At the fourth trial of this case the jury answered the first issue “No,” saying that Charles Edward McDonald was not injured and damaged by the negligence of defendant. Plaintiff, among other things, moved to set the verdict aside as against the greater weight of the evidence. That motion, as well as others, was denied by Judge Bailey, not on the merits but on the ground that the decision of this Court following the third trial, 293 N.C. 431, 238 S.E. 2d 597 (1977), required him to submit certain issues to the jury and to render judgment accordingly. Plaintiff then petitioned this Court for a writ of mandamus to require Judge Bailey to consider the various motions on their merits. We treated that document as a petition for certiorari and allowed it. Therefore, in actuality, the question before this Court on this appeal is whether Judge Bailey erred in refusing to consider on its merits the plaintiff’s motion to set the verdict aside.
Judge Bailey’s comments during the arguments for and against the various motions after verdict clearly indicate tha,t he acted under the misapprehension that this Court’s decision, reported in 293 N.C. 431, required him (1) to submit the issues set out in that opinion whether or not the evidence offered at the fourth trial justified submission, (2) to sign a judgment on the verdict, (3) to refuse to set the verdict aside even though it be against the greater weight of the evidence, and (4) to prohibit a peremptory instruction on any and all of the first three issues regardless of what the evidence was. For example, Judge Bailey stated to counsel: The jury’s verdict “shocks my conscience. ... I don’t see how the jury reached the conclusion to save my life. . . . The verdict of the jury shocks me but I am not going to set it aside. And the only reason on earth I’m not going to set it aside is that the Supreme Court stipulated that it would be a jury issue.” The record contains other expressions of like import.

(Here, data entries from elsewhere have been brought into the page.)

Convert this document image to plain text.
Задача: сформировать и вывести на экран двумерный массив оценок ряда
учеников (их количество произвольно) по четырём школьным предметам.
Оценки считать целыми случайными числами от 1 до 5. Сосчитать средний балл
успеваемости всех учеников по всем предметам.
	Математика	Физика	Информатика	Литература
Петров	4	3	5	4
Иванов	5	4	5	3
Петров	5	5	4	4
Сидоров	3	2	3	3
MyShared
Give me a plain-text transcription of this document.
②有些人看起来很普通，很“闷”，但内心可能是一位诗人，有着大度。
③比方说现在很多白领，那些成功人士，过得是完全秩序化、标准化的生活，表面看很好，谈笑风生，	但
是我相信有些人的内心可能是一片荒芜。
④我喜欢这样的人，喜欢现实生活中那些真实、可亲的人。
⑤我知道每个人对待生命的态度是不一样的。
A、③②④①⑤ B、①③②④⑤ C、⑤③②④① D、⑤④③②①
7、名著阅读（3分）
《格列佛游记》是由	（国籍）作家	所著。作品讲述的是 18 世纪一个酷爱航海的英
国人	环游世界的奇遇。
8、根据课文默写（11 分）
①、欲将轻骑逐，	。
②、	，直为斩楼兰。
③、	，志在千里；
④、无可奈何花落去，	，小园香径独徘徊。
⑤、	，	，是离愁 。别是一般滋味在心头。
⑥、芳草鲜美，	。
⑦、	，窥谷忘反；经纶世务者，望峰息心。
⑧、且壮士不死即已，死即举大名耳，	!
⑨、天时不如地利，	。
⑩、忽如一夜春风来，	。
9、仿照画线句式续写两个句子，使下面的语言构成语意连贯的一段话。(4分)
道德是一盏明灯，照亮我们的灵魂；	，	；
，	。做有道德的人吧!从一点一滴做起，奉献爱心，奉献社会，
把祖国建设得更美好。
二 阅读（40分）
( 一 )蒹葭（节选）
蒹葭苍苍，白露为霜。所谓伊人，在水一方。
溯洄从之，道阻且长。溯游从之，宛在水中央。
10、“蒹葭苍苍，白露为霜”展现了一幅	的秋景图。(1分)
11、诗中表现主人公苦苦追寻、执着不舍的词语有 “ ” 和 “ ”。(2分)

Our decision did not repeal the Rules of Civil Procedure and it should not have impaired Judge Bailey’s common sense. If the verdict was so far out of line as to “shock” Judge Bailey’s conscience, and I think it must have been, then he should have set the verdict aside.
For the reasons stated I dissent from the majority opinion and vote to remand this case so that Judge Bailey may pass upon *254the motion to set the verdict aside in the exercise of his sound discretion. Justice is not served when unseemly verdicts are sustained on technicalities. We have said many times that where a ruling or a judgment is based upon a misapprehension of applicable law, the cause will be remanded in order that the matter may be considered in its true legal light. See Helms v. Rea, 282 N.C. 610, 194 S.E. 2d 1 (1973); Myers v. Myers, 270 N.C. 263, 154 S.E. 2d 84 (1967); Davis v. Davis, 269 N.C. 120, 152 S.E. 2d 306 (1967).